Júbilo que o transcurso daquela data causou a todos foi muito aumentado pela notícia de que, restabelecido da enfermidade que o atacara, S. Santidade Pio XII assistiu a Santa Missa na Capela Sixtina, no dia 12, e recomeçou a conceder audiências públicas, recebendo numerosos recém-casados e fiéis.

Um poeta latino escreveu estes versos tremendos: Tu regere imperio populos, Romanae memento! [Virgilio, Eneide 6, 851]. Lembra-te, ó Roma, que tua missão é governar, pela força, os povos.
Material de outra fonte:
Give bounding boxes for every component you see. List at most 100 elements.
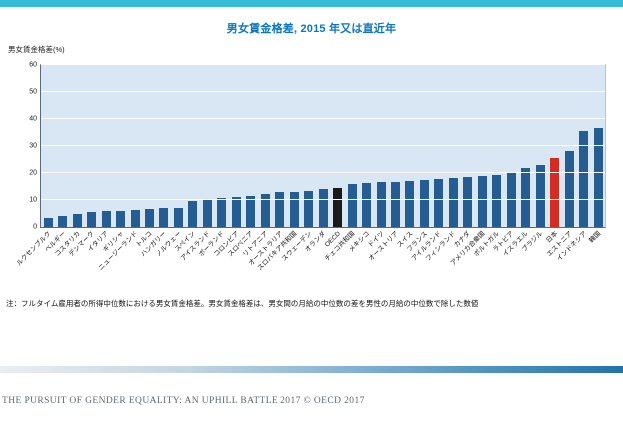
bar xyxy=(419,180,429,227)
bar-column: スイス xyxy=(396,65,417,249)
bar-column: エストニア xyxy=(545,65,576,258)
bar-column: スウェーデン xyxy=(280,65,315,263)
bar xyxy=(130,210,140,227)
bar-column: ベルギー xyxy=(44,65,69,254)
bar xyxy=(260,193,270,227)
bar xyxy=(405,181,415,227)
bar-column: ギリシャ xyxy=(101,65,127,254)
bar xyxy=(289,191,299,227)
bar-column: コロンビア xyxy=(213,65,243,258)
bar xyxy=(101,211,111,227)
bar xyxy=(347,184,357,227)
bar xyxy=(362,183,372,227)
y-tick-label: 20 xyxy=(29,169,37,177)
bar-column: インドネシア xyxy=(555,65,590,263)
bar-column: ルクセンブルク xyxy=(15,65,55,267)
bar-column: チェコ共和国 xyxy=(324,65,359,263)
bars-container: ルクセンブルク ベルギー コスタリカ デンマーク イタリア ギリシャ ニュージーランド トルコ… xyxy=(15,65,605,272)
bar xyxy=(521,168,531,227)
bar xyxy=(477,175,487,227)
bar-column: アイルランド xyxy=(411,65,446,263)
bar-column: ハンガリー xyxy=(140,65,171,258)
footer-report-title: THE PURSUIT OF GENDER EQUALITY: AN UPHIL… xyxy=(2,396,279,406)
bar-column: ラトビア xyxy=(492,65,518,254)
y-tick-label: 30 xyxy=(29,142,37,150)
bar-column: ニュージーランド xyxy=(98,65,142,272)
bar-column: 韓国 xyxy=(588,65,605,244)
bar-column: オランダ xyxy=(304,65,330,254)
bar xyxy=(217,198,227,227)
top-accent-strip xyxy=(0,0,623,7)
footer: THE PURSUIT OF GENDER EQUALITY: AN UPHIL… xyxy=(2,396,365,406)
bar xyxy=(448,178,458,227)
bar xyxy=(579,130,589,227)
gridline xyxy=(41,91,605,92)
bar xyxy=(535,164,545,227)
bar-column: アメリカ合衆国 xyxy=(450,65,489,267)
bar-column: スペイン xyxy=(174,65,200,253)
bar xyxy=(550,157,560,227)
bar xyxy=(593,127,603,227)
bar xyxy=(506,173,516,227)
y-tick-label: 40 xyxy=(29,115,37,123)
bar xyxy=(173,207,183,227)
gridline xyxy=(41,172,605,173)
bar xyxy=(564,150,574,227)
bar xyxy=(87,211,97,227)
bar xyxy=(434,179,444,227)
bar xyxy=(58,216,68,227)
footnote: 注：フルタイム雇用者の所得中位数における男女賃金格差。男女賃金格差は、男女間の月… xyxy=(6,299,479,308)
gradient-divider xyxy=(0,366,623,373)
bar-column: スロバキア共和国 xyxy=(257,65,301,272)
bar-column: メキシコ xyxy=(347,65,373,254)
bar-column: トルコ xyxy=(135,65,156,249)
bar-column: フィンランド xyxy=(425,65,460,263)
bar-column: アイスランド xyxy=(179,65,214,262)
bar-column: ポーランド xyxy=(198,65,229,258)
bar xyxy=(275,192,285,227)
y-tick-label: 0 xyxy=(33,223,37,231)
bar xyxy=(43,217,53,227)
bar-column: イタリア xyxy=(87,65,113,253)
bar xyxy=(246,195,256,227)
bar xyxy=(116,210,126,227)
x-axis-label: 韓国 xyxy=(588,230,603,245)
gridline xyxy=(41,118,605,119)
gridline xyxy=(41,64,605,65)
bar-column: イスラエル xyxy=(502,65,532,258)
bar-column: スロベニア xyxy=(227,65,258,258)
bar xyxy=(231,197,241,227)
bar xyxy=(72,214,82,227)
bar-column: リトアニア xyxy=(242,65,272,258)
gridline xyxy=(41,145,605,146)
bar-column: オーストラリア xyxy=(247,65,287,267)
bar-column: ブラジル xyxy=(521,65,547,254)
bar xyxy=(159,208,169,227)
bar xyxy=(463,177,473,227)
bar xyxy=(390,181,400,227)
bar-column: 日本 xyxy=(545,65,561,244)
bar-column: OECD xyxy=(324,65,344,249)
bar-column: ノルウェー xyxy=(155,65,185,258)
plot-area: ルクセンブルク ベルギー コスタリカ デンマーク イタリア ギリシャ ニュージーランド トルコ… xyxy=(15,62,606,272)
bar xyxy=(304,190,314,227)
bar-column: デンマーク xyxy=(68,65,98,258)
bar-column: ドイツ xyxy=(367,65,388,249)
chart-title: 男女賃金格差, 2015 年又は直近年 xyxy=(226,23,397,35)
bar-column: フランス xyxy=(405,65,431,254)
bar-column: コスタリカ xyxy=(53,65,84,258)
bar xyxy=(188,201,198,227)
y-tick-label: 60 xyxy=(29,61,37,69)
y-axis-title: 男女賃金格差(%) xyxy=(8,45,65,54)
bar xyxy=(145,209,155,227)
bar xyxy=(202,200,212,227)
bar xyxy=(318,188,328,227)
bar-column: カナダ xyxy=(453,65,475,249)
bar xyxy=(333,188,343,227)
gridline xyxy=(41,199,605,200)
bar xyxy=(492,174,502,227)
bar xyxy=(376,182,386,227)
bar-column: ポルトガル xyxy=(473,65,504,258)
footer-copyright: 2017 © OECD 2017 xyxy=(280,396,365,406)
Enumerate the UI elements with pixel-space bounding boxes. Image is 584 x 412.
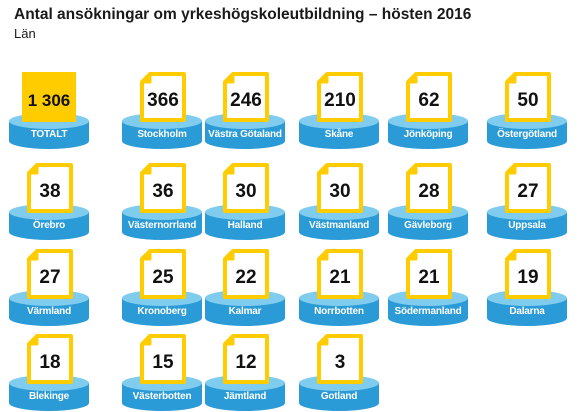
document-icon: 15	[139, 334, 187, 384]
value-label: 19	[517, 267, 539, 288]
region-label: Jönköping	[403, 129, 453, 140]
region-label: Gävleborg	[404, 220, 452, 231]
value-label: 25	[152, 267, 174, 288]
value-label: 38	[39, 181, 61, 202]
value-label: 21	[418, 267, 440, 288]
region-label: TOTALT	[30, 129, 68, 140]
document-icon: 25	[139, 249, 187, 299]
chart-title: Antal ansökningar om yrkeshögskoleutbild…	[14, 6, 472, 23]
value-label: 21	[329, 267, 351, 288]
region-label: Blekinge	[28, 391, 70, 402]
region-tile: 28 Gävleborg	[387, 163, 469, 240]
region-label: Uppsala	[508, 220, 546, 231]
document-icon: 50	[504, 72, 552, 122]
value-label: 1 306	[27, 91, 71, 110]
region-label: Kronoberg	[137, 306, 187, 317]
value-label: 27	[517, 181, 539, 202]
region-label: Värmland	[27, 306, 71, 317]
value-label: 36	[152, 181, 174, 202]
value-label: 30	[235, 181, 257, 202]
region-tile: 27 Värmland	[8, 249, 90, 326]
region-tile: 30 Halland	[204, 163, 286, 240]
value-label: 12	[235, 352, 257, 373]
value-label: 246	[230, 90, 262, 111]
region-tile: 36 Västernorrland	[121, 163, 203, 240]
value-label: 50	[517, 90, 539, 111]
document-icon: 19	[504, 249, 552, 299]
document-icon: 27	[504, 163, 552, 213]
document-icon: 62	[405, 72, 453, 122]
value-label: 27	[39, 267, 61, 288]
document-icon: 210	[316, 72, 364, 122]
value-label: 30	[329, 181, 351, 202]
document-icon: 38	[26, 163, 74, 213]
value-label: 210	[324, 90, 356, 111]
document-icon: 27	[26, 249, 74, 299]
region-label: Jämtland	[223, 391, 267, 402]
document-icon: 21	[316, 249, 364, 299]
document-icon: 28	[405, 163, 453, 213]
region-label: Stockholm	[137, 129, 187, 140]
region-tile: 21 Södermanland	[387, 249, 469, 326]
region-label: Västernorrland	[127, 220, 197, 231]
region-label: Norrbotten	[314, 306, 364, 317]
value-label: 28	[418, 181, 440, 202]
region-tile: 366 Stockholm	[121, 72, 203, 149]
region-tile: 12 Jämtland	[204, 334, 286, 411]
region-tile: 50 Östergötland	[486, 72, 568, 149]
region-tile: 25 Kronoberg	[121, 249, 203, 326]
region-tile: 15 Västerbotten	[121, 334, 203, 411]
document-icon: 18	[26, 334, 74, 384]
region-label: Västra Götaland	[208, 129, 282, 140]
chart-subtitle: Län	[14, 26, 36, 41]
region-tile: 27 Uppsala	[486, 163, 568, 240]
document-icon: 366	[139, 72, 187, 122]
region-tile: 22 Kalmar	[204, 249, 286, 326]
region-tile: 1 306 TOTALT	[8, 72, 90, 149]
document-icon: 30	[222, 163, 270, 213]
document-icon: 22	[222, 249, 270, 299]
region-label: Östergötland	[497, 129, 557, 140]
total-box: 1 306	[22, 72, 76, 122]
region-tile: 246 Västra Götaland	[204, 72, 286, 149]
value-label: 366	[147, 90, 179, 111]
document-icon: 12	[222, 334, 270, 384]
region-tile: 3 Gotland	[298, 334, 380, 411]
document-icon: 3	[316, 334, 364, 384]
region-label: Gotland	[320, 391, 358, 402]
region-label: Södermanland	[394, 306, 462, 317]
value-label: 3	[334, 352, 346, 373]
region-tile: 210 Skåne	[298, 72, 380, 149]
region-label: Örebro	[32, 220, 66, 231]
region-label: Västerbotten	[132, 391, 192, 402]
region-tile: 62 Jönköping	[387, 72, 469, 149]
region-tile: 19 Dalarna	[486, 249, 568, 326]
region-tile: 18 Blekinge	[8, 334, 90, 411]
region-label: Dalarna	[509, 306, 545, 317]
region-tile: 38 Örebro	[8, 163, 90, 240]
region-tile: 30 Västmanland	[298, 163, 380, 240]
value-label: 22	[235, 267, 257, 288]
value-label: 15	[152, 352, 174, 373]
region-label: Kalmar	[228, 306, 262, 317]
document-icon: 30	[316, 163, 364, 213]
document-icon: 21	[405, 249, 453, 299]
value-label: 18	[39, 352, 61, 373]
region-label: Västmanland	[308, 220, 370, 231]
document-icon: 36	[139, 163, 187, 213]
value-label: 62	[418, 90, 440, 111]
document-icon: 246	[222, 72, 270, 122]
region-label: Skåne	[324, 129, 354, 140]
region-tile: 21 Norrbotten	[298, 249, 380, 326]
region-label: Halland	[227, 220, 263, 231]
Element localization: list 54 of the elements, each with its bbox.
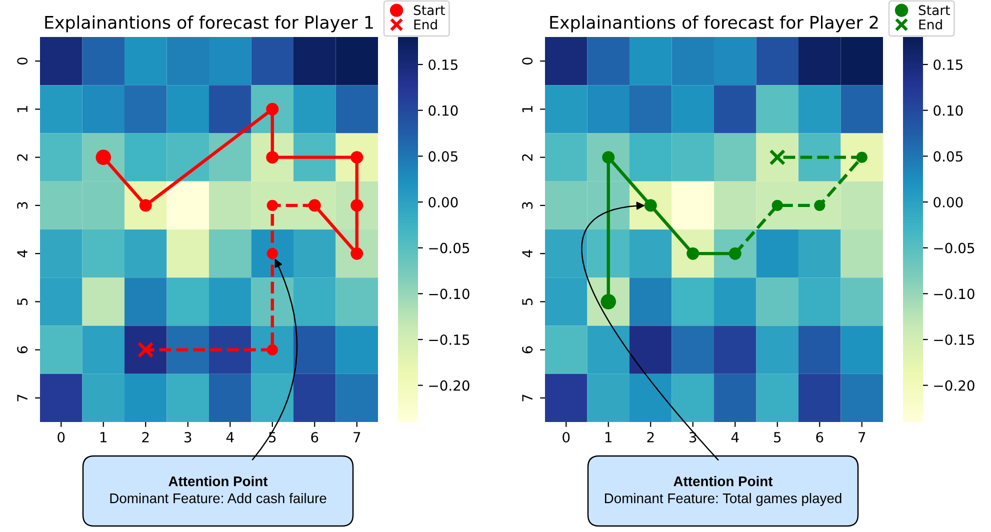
chart-title: Explainantions of forecast for Player 2 xyxy=(550,15,878,32)
y-tick-label: 2 xyxy=(17,154,28,161)
color-bar-label: 0.10 xyxy=(428,105,458,116)
color-bar-label: 0.10 xyxy=(934,105,963,116)
x-tick-label: 7 xyxy=(354,432,360,442)
y-tick-label: 1 xyxy=(17,106,28,112)
legend-label: End xyxy=(414,19,437,30)
color-bar-label: 0.00 xyxy=(934,196,963,208)
y-tick-label: 6 xyxy=(17,346,28,354)
color-bar-label: 0.15 xyxy=(934,59,962,70)
y-tick-label: 0 xyxy=(17,58,28,65)
y-tick-label: 0 xyxy=(522,58,533,65)
x-tick-label: 1 xyxy=(605,432,612,442)
color-bar-label: 0.00 xyxy=(428,196,458,208)
color-bar-label: −0.05 xyxy=(429,242,470,254)
x-tick-label: 6 xyxy=(816,432,824,442)
y-tick-label: 5 xyxy=(522,298,533,306)
color-bar-label: −0.20 xyxy=(429,380,470,391)
color-bar-label: −0.15 xyxy=(934,334,974,345)
y-tick-label: 1 xyxy=(522,106,532,112)
y-tick-label: 4 xyxy=(522,250,532,258)
legend-label: End xyxy=(919,19,942,30)
x-tick-label: 6 xyxy=(311,432,318,442)
chart-title: Explainantions of forecast for Player 1 xyxy=(45,15,373,32)
x-tick-label: 2 xyxy=(142,432,149,442)
color-bar-label: −0.05 xyxy=(934,242,974,254)
color-bar-label: −0.20 xyxy=(934,380,974,391)
annotation: Attention Point Dominant Feature: Add cash failure xyxy=(110,476,326,504)
y-tick-label: 6 xyxy=(522,346,533,354)
legend-label: Start xyxy=(414,5,445,16)
color-bar-label: 0.05 xyxy=(934,151,962,162)
color-bar-label: −0.15 xyxy=(429,334,470,345)
x-tick-label: 2 xyxy=(647,432,654,442)
x-tick-label: 0 xyxy=(58,432,65,442)
x-tick-label: 7 xyxy=(858,432,866,442)
x-tick-label: 1 xyxy=(100,432,107,442)
x-tick-label: 4 xyxy=(731,432,739,442)
y-tick-label: 5 xyxy=(17,298,28,306)
color-bar-label: −0.10 xyxy=(934,288,974,300)
y-tick-label: 7 xyxy=(17,394,28,402)
color-bar-label: 0.15 xyxy=(428,59,458,70)
annotation: Attention Point Dominant Feature: Total games played xyxy=(604,476,842,506)
y-tick-label: 4 xyxy=(17,250,28,258)
y-tick-label: 7 xyxy=(522,394,532,402)
legend-label: Start xyxy=(918,5,950,16)
y-tick-label: 2 xyxy=(522,154,532,161)
x-tick-label: 5 xyxy=(774,432,781,442)
x-tick-label: 4 xyxy=(226,432,234,442)
color-bar-label: −0.10 xyxy=(429,288,470,300)
y-tick-label: 3 xyxy=(17,202,28,209)
x-tick-label: 3 xyxy=(184,432,192,442)
y-tick-label: 3 xyxy=(522,202,533,209)
x-tick-label: 0 xyxy=(562,432,570,442)
color-bar-label: 0.05 xyxy=(428,151,458,162)
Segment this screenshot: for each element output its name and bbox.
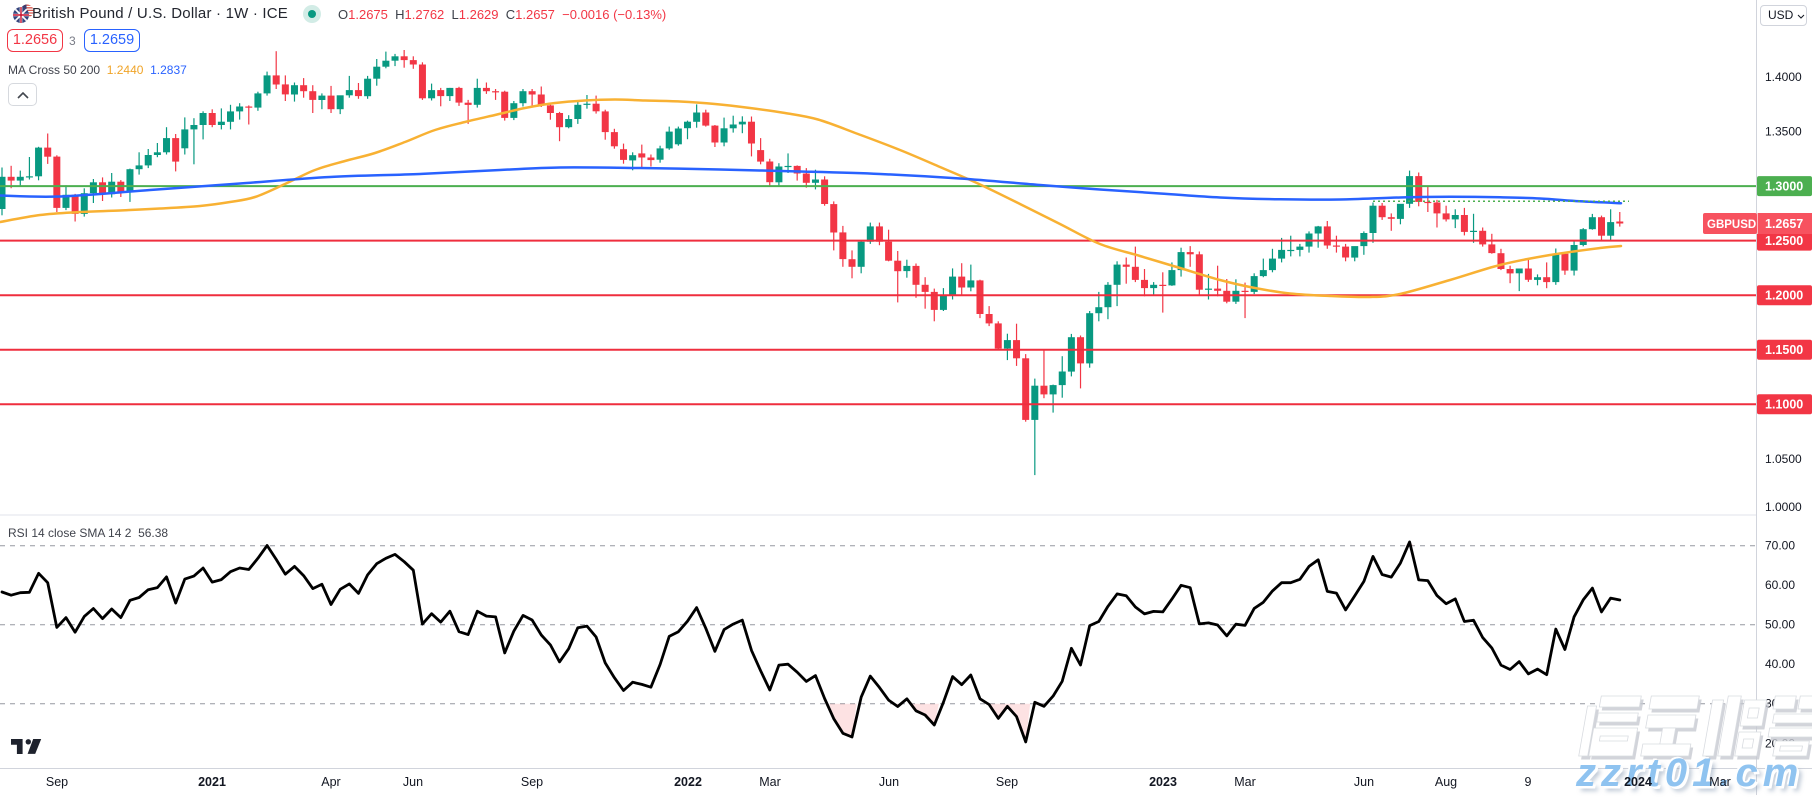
svg-text:1.0000: 1.0000 (1765, 500, 1802, 514)
svg-text:1.2500: 1.2500 (1765, 234, 1803, 248)
svg-text:1.3000: 1.3000 (1765, 180, 1803, 194)
svg-text:50.00: 50.00 (1765, 618, 1795, 632)
svg-text:1.4000: 1.4000 (1765, 70, 1802, 84)
svg-text:70.00: 70.00 (1765, 539, 1795, 553)
svg-text:1.2657: 1.2657 (1765, 217, 1803, 231)
svg-text:1.2000: 1.2000 (1765, 289, 1803, 303)
svg-text:1.1500: 1.1500 (1765, 343, 1803, 357)
svg-text:60.00: 60.00 (1765, 578, 1795, 592)
svg-text:1.3500: 1.3500 (1765, 125, 1802, 139)
svg-text:GBPUSD: GBPUSD (1707, 219, 1756, 231)
svg-text:1.0500: 1.0500 (1765, 452, 1802, 466)
svg-text:40.00: 40.00 (1765, 657, 1795, 671)
svg-text:1.1000: 1.1000 (1765, 398, 1803, 412)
Nós, que viemos ao mundo há dois mil anos após, bem sabemos como faliu essa apóstrofe de Virgílio. A Roma das grandes conquistas e das grandes usurpações, a Roma da força bruta, cujo carro de triunfo trilhou tanta vezes sobre a dignidade de povos subjugados e sobre o solo de países vencidos, esfacelou-se e sepultou-se nas próprias ruínas. Mas outra Roma surgiu sobre as cinzas da primeira. Uma Roma nova que triunfa, que conquista, não pela espada ou pela força, mas pelo coração e pelo amor. Se Virgílio conhecesse as maravilhas do amor, certamente seus versos seriam um profecia sublime: - Tu regere amore populos, Romane, memento! Lembra-te, ó Roma, que vencerás o mundo pelo amor!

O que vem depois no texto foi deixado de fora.